Some of the new tricks I learned this week include:
WITH RECURSIVE
split_path(path, remainder, moved) AS (
SELECT * FROM (SELECT "" as path, path AS remainder, 0 FROM markdown_files WHERE basename LIKE '%.md' LIMIT 2)
UNION
SELECT
path || substr(remainder, 1, instr(substr(remainder, 2), '/')) as path,
substr(remainder, instr(substr(remainder, 2), '/') + 1) as remainder,
moved + 1 as moved
FROM
split_path
WHERE
instr(substr(remainder, 2), '/') != 0
)
SELECT SUBSTR("............", 1, 2*moved) || remainder FROM split_path LIMIT 20
;
Tmux has a popup-window
command that can be very convenient to make a surprisingly fancy fzf
setup.
FZF has a reload
command that lets you reload the contents without restarting FZF; but it needs setting FZF_DEFAULT_COMMAND
to enable this -- and it quickly becomes incredibly finicky. I find it much better to become( ... original command ...)
instead.
I even ended up implementing a Pomodoro implementation to track my time; I can probably add something to visualize the pomodoros over time when I start the command.
Having an easy query interface over flat files is astonishingly valuable in building features quickly; I just wish there were more tools to construct queries live.

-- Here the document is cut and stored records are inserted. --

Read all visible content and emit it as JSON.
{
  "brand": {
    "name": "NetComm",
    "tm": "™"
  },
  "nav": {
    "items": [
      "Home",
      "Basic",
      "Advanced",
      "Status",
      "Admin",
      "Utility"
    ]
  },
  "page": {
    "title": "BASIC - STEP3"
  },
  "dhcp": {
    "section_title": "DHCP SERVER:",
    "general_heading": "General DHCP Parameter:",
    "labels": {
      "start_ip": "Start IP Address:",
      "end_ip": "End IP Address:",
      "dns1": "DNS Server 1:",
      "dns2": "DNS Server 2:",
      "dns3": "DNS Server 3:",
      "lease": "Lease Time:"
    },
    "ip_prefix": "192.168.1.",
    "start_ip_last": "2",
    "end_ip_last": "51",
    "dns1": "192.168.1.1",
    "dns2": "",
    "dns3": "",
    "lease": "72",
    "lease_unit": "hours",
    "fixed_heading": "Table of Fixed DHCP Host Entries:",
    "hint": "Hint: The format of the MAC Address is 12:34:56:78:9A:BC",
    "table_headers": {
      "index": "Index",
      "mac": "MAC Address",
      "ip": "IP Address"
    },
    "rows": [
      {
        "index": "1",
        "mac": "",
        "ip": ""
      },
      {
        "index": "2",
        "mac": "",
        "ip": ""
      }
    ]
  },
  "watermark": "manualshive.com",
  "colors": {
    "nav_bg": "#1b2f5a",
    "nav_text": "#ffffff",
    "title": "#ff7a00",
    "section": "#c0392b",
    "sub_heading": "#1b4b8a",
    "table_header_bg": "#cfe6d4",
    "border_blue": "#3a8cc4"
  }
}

I plan to explore sqlite views to define custom views of tables that are local to the folder the extension is used in. This makes sense as a way to layer abstractions: termdex the application doesn't know what front matter is specific to a given markdown folder, so I can define it in the folder itself and use it easily.

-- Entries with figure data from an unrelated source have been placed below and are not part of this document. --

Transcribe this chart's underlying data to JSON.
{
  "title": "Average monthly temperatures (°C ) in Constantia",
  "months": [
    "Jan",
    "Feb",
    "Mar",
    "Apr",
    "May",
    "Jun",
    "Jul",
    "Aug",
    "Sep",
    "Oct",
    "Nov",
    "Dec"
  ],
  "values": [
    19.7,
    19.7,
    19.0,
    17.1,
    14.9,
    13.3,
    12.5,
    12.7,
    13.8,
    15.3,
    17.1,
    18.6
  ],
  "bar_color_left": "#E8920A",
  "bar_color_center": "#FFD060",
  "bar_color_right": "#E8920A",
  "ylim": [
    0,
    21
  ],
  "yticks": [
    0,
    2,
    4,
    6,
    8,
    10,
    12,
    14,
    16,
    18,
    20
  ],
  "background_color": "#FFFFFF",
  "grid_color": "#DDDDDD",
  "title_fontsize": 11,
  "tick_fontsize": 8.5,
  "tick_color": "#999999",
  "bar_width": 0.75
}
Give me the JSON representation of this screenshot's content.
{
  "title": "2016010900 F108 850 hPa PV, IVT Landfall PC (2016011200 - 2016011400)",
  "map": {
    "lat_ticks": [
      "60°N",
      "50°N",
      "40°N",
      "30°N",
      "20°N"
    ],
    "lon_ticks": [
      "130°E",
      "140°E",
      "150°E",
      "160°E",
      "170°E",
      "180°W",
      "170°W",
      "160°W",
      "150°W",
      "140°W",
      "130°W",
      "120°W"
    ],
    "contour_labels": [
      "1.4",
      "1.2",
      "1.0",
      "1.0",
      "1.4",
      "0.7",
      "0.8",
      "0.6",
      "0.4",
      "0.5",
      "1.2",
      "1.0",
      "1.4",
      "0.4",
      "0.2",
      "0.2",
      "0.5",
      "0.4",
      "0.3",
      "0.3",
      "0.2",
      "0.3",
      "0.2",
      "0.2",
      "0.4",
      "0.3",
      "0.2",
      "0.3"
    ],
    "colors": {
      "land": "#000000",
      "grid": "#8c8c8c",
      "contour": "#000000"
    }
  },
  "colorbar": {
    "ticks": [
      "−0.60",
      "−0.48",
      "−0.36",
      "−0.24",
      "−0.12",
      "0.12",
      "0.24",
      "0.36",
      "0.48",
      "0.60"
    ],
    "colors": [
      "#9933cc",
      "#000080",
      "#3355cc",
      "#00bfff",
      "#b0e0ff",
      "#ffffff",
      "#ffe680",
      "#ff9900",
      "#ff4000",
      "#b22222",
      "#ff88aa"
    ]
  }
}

YAML parsing with C is not as hard as I'd expected; it emits tokens / events and that lends itself particularly well to deal with the expected inputs.
Hacking on TermDex is somewhat addictive; I find myself as addicted to this as Factorio or similar games; and it's a little bit more satisfying. (Trigger warning: blasphemy -- It's ever so slightly useful compared to constantly growing a virtual factory).
The other interesting project this week was trying to listen for cuda context initialization using LD_PRELOAD and subscribing to CUPTI callbacks. I have a tiny implementation working, but need to see if I can get good cross programming language stack traces.
While playing with PTYs to get unbuffered output (mainly for improving torchrun
I tried implementing a quick program to tag stdout
and stderr
separately by running a subprocess with 2 pty pipes attached). This worked surprisingly well, though I think this interferes with the terminal size estimations -- at least when done through basic python.
Having something that explicitly displays stderr / stdout separately is pretty valuable, so I plan to make this a tiny zig utility in the near future.